Tuesday 4 December 2012

'Bob' stories

When I was younger and would get upset about my disability, one of the most common responses was what I call the 'bob story' where people would tell me a story about someone that they knew that was 'more' disabled than I was and was making greater achievements and they would go something like this; I've got a cousin called Bob and he's paralysed from the neck down but he's climbed Mount Everest'. I always found it ironic how an able bodied person would try to inspire me by telling me a story about someone who is physically less able than I am when they can do more than bob and I combined. I also strongly believe that you cannot compare disabilities and decide which is 'worse' than another because every disability has its value in terms of creating potential barriers and affecting daily life. As a disabled person. I know that I can only feel the effects of my condition and how I often long to change these. Being told that I've got the use of my upper body and therefore 'things could be worse' provides little comfort to the fact that I cannot walk and never will. It also angers me because it completely underplays the nature of my condition and therefore that im not allowed to articulate the frustrations that I feel because I am not 'Bob'. I know however that this comment is well meant and that people find it hard to comfort an infinite problem. The older I get and the more I do with my life I fear that I am becoming a 'Bob' and whilst I am happy to be a role model to others I do not want to be the more disabled, more achieving Bob as I find that deeply irritating.


I am sometimes told that I am inspirational and that what I do is amazing. Although this is very nice to hear, I do not feel either of these things. I am a person living with a condition, but I find it hard to see how that's extraordinary. But people tell me 'but you cope so well' and maybe that's the perception that I give people, that I'm coping but I do not always feel that I cope particularly well and that refers to my thoughts about the notion of acceptance. That its more of a continuum of emotions than a definite state of mind.
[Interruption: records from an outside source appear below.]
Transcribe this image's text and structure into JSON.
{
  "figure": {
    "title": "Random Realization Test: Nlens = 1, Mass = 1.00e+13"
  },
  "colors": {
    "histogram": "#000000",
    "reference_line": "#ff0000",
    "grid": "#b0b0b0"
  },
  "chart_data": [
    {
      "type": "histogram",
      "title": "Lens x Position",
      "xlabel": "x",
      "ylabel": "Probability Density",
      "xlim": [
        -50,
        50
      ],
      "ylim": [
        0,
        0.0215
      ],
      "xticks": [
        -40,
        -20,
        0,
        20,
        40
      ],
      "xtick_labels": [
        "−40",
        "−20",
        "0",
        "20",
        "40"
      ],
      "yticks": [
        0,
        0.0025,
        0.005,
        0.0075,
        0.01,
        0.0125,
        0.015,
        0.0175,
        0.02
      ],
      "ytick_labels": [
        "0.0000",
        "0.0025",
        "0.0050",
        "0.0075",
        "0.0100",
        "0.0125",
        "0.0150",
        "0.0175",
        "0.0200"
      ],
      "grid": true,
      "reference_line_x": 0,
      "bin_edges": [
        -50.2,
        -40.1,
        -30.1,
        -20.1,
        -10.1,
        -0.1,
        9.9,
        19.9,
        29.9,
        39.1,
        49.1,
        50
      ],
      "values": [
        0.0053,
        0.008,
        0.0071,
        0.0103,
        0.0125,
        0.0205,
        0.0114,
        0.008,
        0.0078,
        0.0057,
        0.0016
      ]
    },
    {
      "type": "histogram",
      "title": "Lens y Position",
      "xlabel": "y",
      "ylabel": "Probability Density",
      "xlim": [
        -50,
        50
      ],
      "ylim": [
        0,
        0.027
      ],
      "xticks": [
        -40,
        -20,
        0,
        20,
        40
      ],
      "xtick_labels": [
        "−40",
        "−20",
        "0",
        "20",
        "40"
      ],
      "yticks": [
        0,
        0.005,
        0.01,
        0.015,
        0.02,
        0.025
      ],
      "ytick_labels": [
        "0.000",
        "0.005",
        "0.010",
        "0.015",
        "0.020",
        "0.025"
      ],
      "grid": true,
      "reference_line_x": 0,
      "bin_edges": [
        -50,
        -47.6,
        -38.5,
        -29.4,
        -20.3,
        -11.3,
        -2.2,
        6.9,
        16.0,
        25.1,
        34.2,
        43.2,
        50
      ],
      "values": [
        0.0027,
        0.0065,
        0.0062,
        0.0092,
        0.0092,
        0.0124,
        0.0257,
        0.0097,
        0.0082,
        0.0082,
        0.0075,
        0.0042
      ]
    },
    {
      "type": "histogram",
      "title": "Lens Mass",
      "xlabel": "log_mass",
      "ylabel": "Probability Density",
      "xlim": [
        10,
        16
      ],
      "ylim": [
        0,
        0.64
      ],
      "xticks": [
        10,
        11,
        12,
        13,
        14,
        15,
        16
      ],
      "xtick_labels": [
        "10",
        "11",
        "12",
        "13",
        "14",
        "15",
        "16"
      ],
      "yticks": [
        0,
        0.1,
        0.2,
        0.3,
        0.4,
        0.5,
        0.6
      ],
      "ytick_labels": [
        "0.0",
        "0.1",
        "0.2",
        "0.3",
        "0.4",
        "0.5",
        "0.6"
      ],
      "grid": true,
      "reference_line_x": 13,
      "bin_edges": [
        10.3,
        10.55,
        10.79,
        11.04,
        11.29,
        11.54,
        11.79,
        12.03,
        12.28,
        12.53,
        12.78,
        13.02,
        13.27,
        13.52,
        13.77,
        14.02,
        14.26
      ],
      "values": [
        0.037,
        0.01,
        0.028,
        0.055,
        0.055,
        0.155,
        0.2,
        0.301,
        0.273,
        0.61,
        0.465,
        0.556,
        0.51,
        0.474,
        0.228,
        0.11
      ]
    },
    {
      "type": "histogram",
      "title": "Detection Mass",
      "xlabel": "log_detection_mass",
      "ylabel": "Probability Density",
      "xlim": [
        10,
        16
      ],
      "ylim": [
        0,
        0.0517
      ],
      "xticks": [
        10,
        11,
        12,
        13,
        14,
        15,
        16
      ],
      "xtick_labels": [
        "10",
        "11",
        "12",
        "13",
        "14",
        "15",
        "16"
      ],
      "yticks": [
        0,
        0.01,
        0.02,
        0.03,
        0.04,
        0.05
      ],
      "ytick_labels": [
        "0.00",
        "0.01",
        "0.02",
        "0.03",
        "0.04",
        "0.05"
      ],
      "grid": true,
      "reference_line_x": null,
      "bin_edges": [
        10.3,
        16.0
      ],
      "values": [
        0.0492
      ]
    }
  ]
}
I see little point in moaning and that's not just in regards to my disability. Although sometimes I feel that people would be more inclined to understand what it's like for me if I shouted a little louder about it but that is not the way that I am. I have lived within a mainstream world all my life and although aspects of that have been very positive it has caused me to play down my disability. I found it very hard to associate myself with other disabled people and knew that if I discussed it with my able bodied friends I would make them feel awkward. So I ignored it and ignored it until I couldn't any more. I did not know where I fitted in for a long time because I was the only disabled child in both my primary and secondary school so knew that I was different but then I would go to groups for disabled children where it was often children with learning difficulties and me so I didn't fit there either.  I feel that if I had met other physically disabled children in my world; at school, at drama club then maybe this would be different but so often anyone with a disability is lumped together in the same category and in my opinion this is so so ignorant.